Suppression de la Préfecture de police. Surveillance de la cité exercée par la Garde nationale placée sous les ordres immédiats de la Commune.

 

 

Suppression, quant à Paris, de l’armée permanente, aussi dangereuse pour la liberté civique qu’onéreuse pour l’économie sociale.

 

 

Organisation financière qui permette à la ville de Paris de disposer entièrement et librement de son budget, sous réserve de sa part de contributions dans les dépenses générales et services publics, et qui répartisse suivant le droit et l’équité les charges du contribuable d’après les services reçus.

 

 

Suppression de toutes subventions favorisant les cultes, les théâtres ou la presse.

 

 

Propagation de l’enseignement laïque intégral, professionnel, conciliant la liberté de conscience, les intérêts, les droits de l’enfant avec la liberté et les droits du père de famille.

 

 

Ouverture immédiate d’une vaste enquête, établissant la responsabilité incombant aux hommes publics dans les désastres qui viennent d’accabler la France ; précisant la situation financière, commerciale et industrielle de la cité, le capital et les forces dont elle dispose, les ressources dont elle jouit, et fournissant les éléments d’une liquidation générale et amiable nécessaire à l’acquittement de l’arriéré et à la reconstitution du crédit.

 

 

Organisation d’un système d’assurance communale contre tous les risques sociaux, y compris le chômage et la faillite.

 

 

Recherche incessante et assidue des moyens les plus propres à fournir au producteur le capital, l’instrument de travail, les débouchés et le crédit, afin d’en finir pour toujours avec le salariat et l’horrible paupérisme, afin d’éviter à jamais le retour des revendications sanglantes et des guerres civiles qui en sont les conséquences fatales.

 

 

Tel est le mandat que nous donnons, et que nous vous demandons, citoyens, de donner à vos élus.

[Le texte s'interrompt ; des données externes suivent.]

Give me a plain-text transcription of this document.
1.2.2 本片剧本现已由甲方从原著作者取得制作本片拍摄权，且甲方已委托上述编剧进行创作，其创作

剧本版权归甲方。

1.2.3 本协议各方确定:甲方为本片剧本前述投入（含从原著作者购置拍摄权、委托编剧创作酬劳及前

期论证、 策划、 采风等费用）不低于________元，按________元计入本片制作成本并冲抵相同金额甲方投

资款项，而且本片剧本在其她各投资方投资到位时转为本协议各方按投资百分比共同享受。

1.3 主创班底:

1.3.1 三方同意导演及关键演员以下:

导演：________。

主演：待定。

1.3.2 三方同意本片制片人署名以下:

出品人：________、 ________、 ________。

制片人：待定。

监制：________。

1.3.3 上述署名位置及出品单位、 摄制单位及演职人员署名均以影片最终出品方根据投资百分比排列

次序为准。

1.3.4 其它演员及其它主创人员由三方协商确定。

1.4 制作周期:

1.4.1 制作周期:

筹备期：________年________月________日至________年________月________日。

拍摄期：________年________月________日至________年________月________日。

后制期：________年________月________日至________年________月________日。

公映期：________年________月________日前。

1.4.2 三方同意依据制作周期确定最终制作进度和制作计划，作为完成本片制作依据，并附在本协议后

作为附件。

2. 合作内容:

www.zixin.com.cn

S’ils le remplissent comme ils le doivent, avec intelligence et fidélité, Paris sera devenu par la Révolution radieuse et fraternelle du 18 mars, la cité la plus libre et la plus heureuse entre toutes les villes, non pas seulement la capitale de la France, mais la capitale du monde.

 

 

C’est à vous, citoyens, à consommer pacifiquement avec la fierté et le calme de la souveraineté, l’acte qui sera peut-être le plus grand que doive voir le siècle et qu’aura vu l’histoire, en allant déposer dans l’urne le bulletin de vote qui affirmera votre capacité, votre idéal, votre force.

 

 

Pour, et par délégation du Comité des vingt arrondissements :

 

 

Pierre Denis, Dupas, Lefrançais, Édouard Roullier, Jules Valles.

 

 

Source : Serman (William), la Commune, Paris, PUF, 1971.